Bands that we loved at the record store had gained that love by developing their talent spending years touring the country, sleeping on floors, and playing dives. I still remember seeing them arrive to do in-store signings, exhausted from driving all day and then trudging off to play live that night. For me, “Laughing Stock,” released just a few months before Nirvana’s “Nevermind,” which ushered in the grunge era, was the final elegy for the 1980s. People were getting married, having kids, staying in on Saturday night. (The drug and alcohol indulgence also landed several of them in rehab.) The party was over. Talk Talk’s sacred, sorrowful music reflected that change.

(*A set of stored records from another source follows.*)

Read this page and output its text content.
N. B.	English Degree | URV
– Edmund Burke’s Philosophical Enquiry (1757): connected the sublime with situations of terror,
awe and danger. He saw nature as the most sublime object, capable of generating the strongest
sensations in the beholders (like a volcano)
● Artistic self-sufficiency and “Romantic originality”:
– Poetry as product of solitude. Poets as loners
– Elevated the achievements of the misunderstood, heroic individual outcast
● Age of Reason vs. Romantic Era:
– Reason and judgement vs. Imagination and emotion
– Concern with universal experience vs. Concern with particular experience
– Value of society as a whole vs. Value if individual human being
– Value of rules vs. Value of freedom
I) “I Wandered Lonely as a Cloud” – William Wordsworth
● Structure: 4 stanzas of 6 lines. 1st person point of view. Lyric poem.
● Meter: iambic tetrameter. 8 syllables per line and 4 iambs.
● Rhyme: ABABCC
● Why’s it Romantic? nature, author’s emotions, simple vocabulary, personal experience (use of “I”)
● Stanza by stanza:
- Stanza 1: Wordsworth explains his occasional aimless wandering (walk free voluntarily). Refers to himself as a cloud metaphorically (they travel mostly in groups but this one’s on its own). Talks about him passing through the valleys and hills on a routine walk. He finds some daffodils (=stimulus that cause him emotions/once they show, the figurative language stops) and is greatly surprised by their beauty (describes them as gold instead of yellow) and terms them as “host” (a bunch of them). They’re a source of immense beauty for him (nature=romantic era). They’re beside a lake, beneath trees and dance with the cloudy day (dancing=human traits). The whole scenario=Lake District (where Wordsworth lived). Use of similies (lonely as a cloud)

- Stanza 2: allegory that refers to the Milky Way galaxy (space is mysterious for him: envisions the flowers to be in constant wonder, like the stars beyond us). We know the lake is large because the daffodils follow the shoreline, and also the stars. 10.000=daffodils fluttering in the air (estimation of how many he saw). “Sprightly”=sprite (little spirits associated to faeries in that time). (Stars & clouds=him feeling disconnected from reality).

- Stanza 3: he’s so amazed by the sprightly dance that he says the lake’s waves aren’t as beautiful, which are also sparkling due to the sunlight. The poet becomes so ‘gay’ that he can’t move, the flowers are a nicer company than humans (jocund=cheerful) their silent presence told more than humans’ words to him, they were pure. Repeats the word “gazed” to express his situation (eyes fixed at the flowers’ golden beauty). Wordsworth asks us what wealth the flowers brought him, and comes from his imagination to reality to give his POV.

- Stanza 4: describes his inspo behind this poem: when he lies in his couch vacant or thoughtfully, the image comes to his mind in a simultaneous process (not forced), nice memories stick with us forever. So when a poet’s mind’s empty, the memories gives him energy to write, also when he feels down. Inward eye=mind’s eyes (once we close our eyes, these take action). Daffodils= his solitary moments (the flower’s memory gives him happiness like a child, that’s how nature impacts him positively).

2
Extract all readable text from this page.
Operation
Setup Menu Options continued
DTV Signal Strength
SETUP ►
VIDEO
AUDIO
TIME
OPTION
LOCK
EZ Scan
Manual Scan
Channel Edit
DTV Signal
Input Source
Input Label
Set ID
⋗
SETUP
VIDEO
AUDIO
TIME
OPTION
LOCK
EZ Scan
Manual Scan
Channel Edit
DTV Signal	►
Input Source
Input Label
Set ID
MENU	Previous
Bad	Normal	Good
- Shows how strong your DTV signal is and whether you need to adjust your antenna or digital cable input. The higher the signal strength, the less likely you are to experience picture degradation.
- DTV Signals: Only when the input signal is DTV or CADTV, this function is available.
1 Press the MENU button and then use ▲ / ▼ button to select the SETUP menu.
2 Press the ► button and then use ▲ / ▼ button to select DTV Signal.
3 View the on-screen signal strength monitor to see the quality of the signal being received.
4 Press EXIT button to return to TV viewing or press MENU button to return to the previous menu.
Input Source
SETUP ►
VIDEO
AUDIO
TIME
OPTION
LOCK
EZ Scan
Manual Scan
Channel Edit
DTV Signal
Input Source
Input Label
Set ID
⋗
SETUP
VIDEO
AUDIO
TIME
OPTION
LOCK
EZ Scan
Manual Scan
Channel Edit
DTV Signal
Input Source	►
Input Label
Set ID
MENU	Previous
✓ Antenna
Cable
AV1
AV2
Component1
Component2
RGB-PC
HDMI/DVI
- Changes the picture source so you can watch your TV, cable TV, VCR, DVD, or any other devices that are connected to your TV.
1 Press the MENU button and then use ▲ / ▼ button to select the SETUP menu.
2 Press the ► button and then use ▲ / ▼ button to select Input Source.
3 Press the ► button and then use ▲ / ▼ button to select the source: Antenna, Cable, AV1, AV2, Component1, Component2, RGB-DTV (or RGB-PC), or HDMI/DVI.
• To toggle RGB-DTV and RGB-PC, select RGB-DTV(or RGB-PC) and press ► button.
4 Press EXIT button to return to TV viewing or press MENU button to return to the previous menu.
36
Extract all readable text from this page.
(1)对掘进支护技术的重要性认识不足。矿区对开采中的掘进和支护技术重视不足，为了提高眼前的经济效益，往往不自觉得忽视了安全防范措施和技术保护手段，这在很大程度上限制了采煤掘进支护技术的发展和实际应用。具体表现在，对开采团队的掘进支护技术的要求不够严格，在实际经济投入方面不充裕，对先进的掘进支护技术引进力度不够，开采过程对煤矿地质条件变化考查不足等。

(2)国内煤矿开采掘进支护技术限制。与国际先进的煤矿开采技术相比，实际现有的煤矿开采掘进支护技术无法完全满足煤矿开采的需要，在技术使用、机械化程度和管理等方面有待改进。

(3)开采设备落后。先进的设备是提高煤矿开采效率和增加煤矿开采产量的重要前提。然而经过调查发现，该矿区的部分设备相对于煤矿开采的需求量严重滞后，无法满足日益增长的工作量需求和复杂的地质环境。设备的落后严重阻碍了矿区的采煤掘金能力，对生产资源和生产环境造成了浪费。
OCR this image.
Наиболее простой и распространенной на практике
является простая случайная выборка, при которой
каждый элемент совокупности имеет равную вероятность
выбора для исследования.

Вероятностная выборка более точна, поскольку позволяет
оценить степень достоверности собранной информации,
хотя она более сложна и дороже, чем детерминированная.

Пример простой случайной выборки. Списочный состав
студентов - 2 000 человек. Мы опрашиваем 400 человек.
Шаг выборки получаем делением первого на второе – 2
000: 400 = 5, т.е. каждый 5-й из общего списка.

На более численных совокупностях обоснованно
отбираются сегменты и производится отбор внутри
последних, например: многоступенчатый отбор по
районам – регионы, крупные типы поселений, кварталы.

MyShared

More than 30 years later, the internet has changed everything, perhaps with an assist from helicopter parenting and smartphones, which help kids avoid the kind of risks and hard work that was once required of artists. Anyone with a computer can write a song, anyone with a smartphone is a photographer, and anyone with a blog is a journalist. The slightest criticism offered to a young writer, musician, or journalist on Twitter is met with a napalm strafing of invective and resistance. 

The internet is wonderful in that it allows talent to be exposed to the masses, but it has also made people lazy and self-righteous. Thanks to YouTube, pop star Justin Bieber was famous from the time he was a young child. But the worldwide attention has made it impossible for him to experience the traumas and struggles that so often make great art necessary. Bieber no doubt has many more hits in him, but he will never produce a record like “Laughing Stock.

A couple of years ago, Joan, the fearless girl who won the toilet paper war by transplanting a bus sign, passed away. She was loved by friends and respected by former opponents, including Fletch. When a Georgetown Prep friend heard the news of her passing, a look of respect and admiration for those take-no-prisoners girls, the Bad News Bears we knew and feared.

“Damn,” he said in a tone of quiet honor, “that Joan threw a mean punch.”